But, when i touch the area outside the popover, the existing popover gets dismissed but i couldn't retrieve the cell index i've selected. Is there any way to dismiss an existing popover and show another popover in a single touch in ipad?

Solved the Problem

I've got the solution by setting passthroughView of the popover as the tableview in which i want to display the popover.

I had a similar problem, but I couldn't use passthroughView because I wanted my new popover be over the old one.
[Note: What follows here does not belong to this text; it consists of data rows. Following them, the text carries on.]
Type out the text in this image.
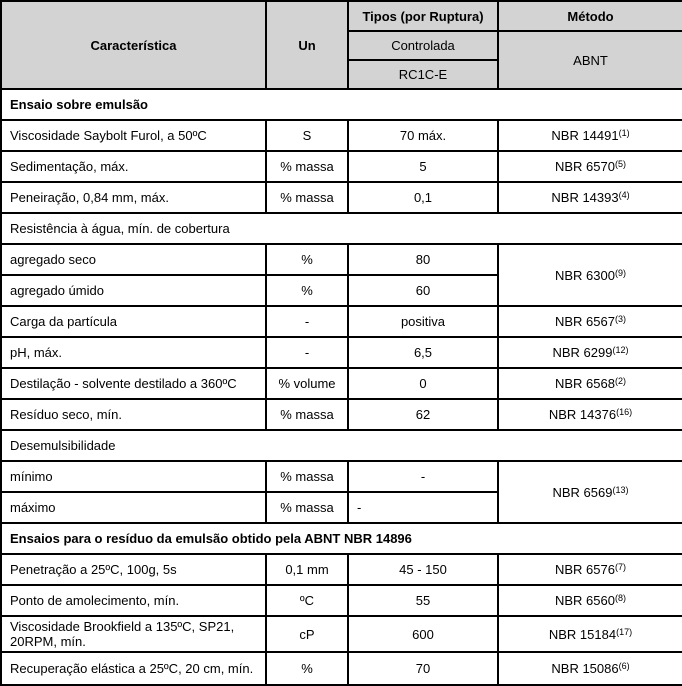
Característica	Un	Tipos (por Ruptura)	Método
		Controlada	ABNT
		RC1C-E	
Ensaio sobre emulsão			
Viscosidade Saybolt Furol, a 50ºC	S	70 máx.	NBR 14491$^{(1)}$
Sedimentação, máx.	% massa	5	NBR 6570$^{(5)}$
Peneiração, 0,84 mm, máx.	% massa	0,1	NBR 14393$^{(4)}$
Resistência à água, mín. de cobertura			
agregado seco	%	80	NBR 6300$^{(9)}$
agregado úmido	%	60	
Carga da partícula	-	positiva	NBR 6567$^{(3)}$
pH, máx.	-	6,5	NBR 6299$^{(12)}$
Destilação - solvente destilado a 360ºC	% volume	0	NBR 6568$^{(2)}$
Resíduo seco, mín.	% massa	62	NBR 14376$^{(16)}$
Desemulsibilidade			
mínimo	% massa	-	NBR 6569$^{(13)}$
máximo	% massa	-	
Ensaios para o resíduo da emulsão obtido pela ABNT NBR 14896			
Penetração a 25ºC, 100g, 5s	0,1 mm	45 - 150	NBR 6576$^{(7)}$
Ponto de amolecimento, mín.	ºC	55	NBR 6560$^{(8)}$
Viscosidade Brookfield a 135ºC, SP21, 20RPM, mín.	cP	600	NBR 15184$^{(17)}$
Recuperação elástica a 25ºC, 20 cm, mín.	%	70	NBR 15086$^{(6)}$
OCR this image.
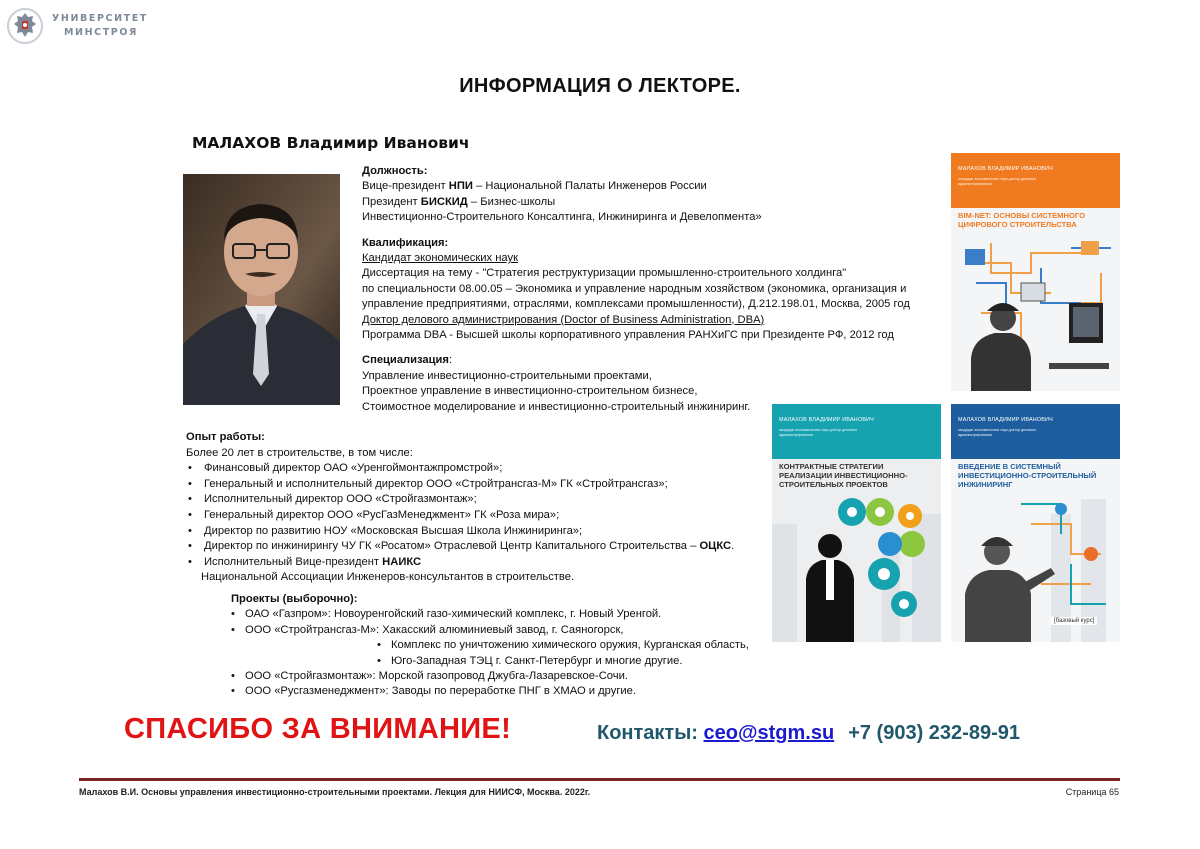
УНИВЕРСИТЕТ
МИНСТРОЯ
ИНФОРМАЦИЯ О ЛЕКТОРЕ.
МАЛАХОВ Владимир Иванович
Должность:
Вице-президент НПИ – Национальной Палаты Инженеров России
Президент БИСКИД – Бизнес-школы
Инвестиционно-Строительного Консалтинга, Инжиниринга и Девелопмента»
Квалификация:
Кандидат экономических наук
Диссертация на тему - "Стратегия реструктуризации промышленно-строительного холдинга"
по специальности 08.00.05 – Экономика и управление народным хозяйством (экономика, организация и
управление предприятиями, отраслями, комплексами промышленности), Д.212.198.01, Москва, 2005 год
Доктор делового администрирования (Doctor of Business Administration, DBA)
Программа DBA - Высшей школы корпоративного управления РАНХиГС при Президенте РФ, 2012 год
Специализация:
Управление инвестиционно-строительными проектами,
Проектное управление в инвестиционно-строительном бизнесе,
Стоимостное моделирование и инвестиционно-строительный инжиниринг.
Опыт работы:
Более 20 лет в строительстве, в том числе:
• Финансовый директор ОАО «Уренгоймонтажпромстрой»;
• Генеральный и исполнительный директор ООО «Стройтрансгаз-М» ГК «Стройтрансгаз»;
• Исполнительный директор ООО «Стройгазмонтаж»;
• Генеральный директор ООО «РусГазМенеджмент» ГК «Роза мира»;
• Директор по развитию НОУ «Московская Высшая Школа Инжиниринга»;
• Директор по инжинирингу ЧУ ГК «Росатом» Отраслевой Центр Капитального Строительства – ОЦКС.
• Исполнительный Вице-президент НАИКС
Национальной Ассоциации Инженеров-консультантов в строительстве.
Проекты (выборочно):
• ОАО «Газпром»: Новоуренгойский газо-химический комплекс, г. Новый Уренгой.
• ООО «Стройтрансгаз-М»: Хакасский алюминиевый завод, г. Саяногорск,
• Комплекс по уничтожению химического оружия, Курганская область,
• Юго-Западная ТЭЦ г. Санкт-Петербург и многие другие.
• ООО «Стройгазмонтаж»: Морской газопровод Джубга-Лазаревское-Сочи.
• ООО «Русгазменеджмент»: Заводы по переработке ПНГ в ХМАО и другие.
МАЛАХОВ ВЛАДИМИР ИВАНОВИЧ
кандидат экономических наук доктор делового администрирования
BIM-NET: ОСНОВЫ СИСТЕМНОГО ЦИФРОВОГО СТРОИТЕЛЬСТВА
МАЛАХОВ ВЛАДИМИР ИВАНОВИЧ
кандидат экономических наук доктор делового администрирования
КОНТРАКТНЫЕ СТРАТЕГИИ РЕАЛИЗАЦИИ ИНВЕСТИЦИОННО-СТРОИТЕЛЬНЫХ ПРОЕКТОВ
МАЛАХОВ ВЛАДИМИР ИВАНОВИЧ
кандидат экономических наук доктор делового администрирования
ВВЕДЕНИЕ В СИСТЕМНЫЙ ИНВЕСТИЦИОННО-СТРОИТЕЛЬНЫЙ ИНЖИНИРИНГ
[базовый курс]
СПАСИБО ЗА ВНИМАНИЕ!	Контакты: ceo@stgm.su +7 (903) 232-89-91
Малахов В.И. Основы управления инвестиционно-строительными проектами. Лекция для НИИСФ, Москва. 2022г.	Страница 65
So I used setContentViewController method.

I have a SplitViewController, that shows SettingsViewController in a popoverController and it can show a LoginViewController in the same popover, when user clicks a button in SettingsViewController.

This method is located in SplitViewController:

- (void)showLoginViewController
{
  if ( ! _myPopoverController.isPopoverVisible) {
    _myPopoverController = [[UIPopoverController alloc] initWithContentViewController:self.loginViewController];
    [_myPopoverController presentPopoverFromRect:popoverOriginRect inView:self.view permittedArrowDirections:0 animated:YES];
  }
  else {
    [_myPopoverController setContentViewController:self.loginViewController animated:YES];
  }
}

I have a property in a SplitViewController:

@property (nonatomic, strong) UIPopoverController *myPopoverController;

It is essential not to create a new instance of _myPopoverController but to set ContentViewController in old instance. It is a good practice to store PopoverController in a strong property, since it must not be deallocated while visible.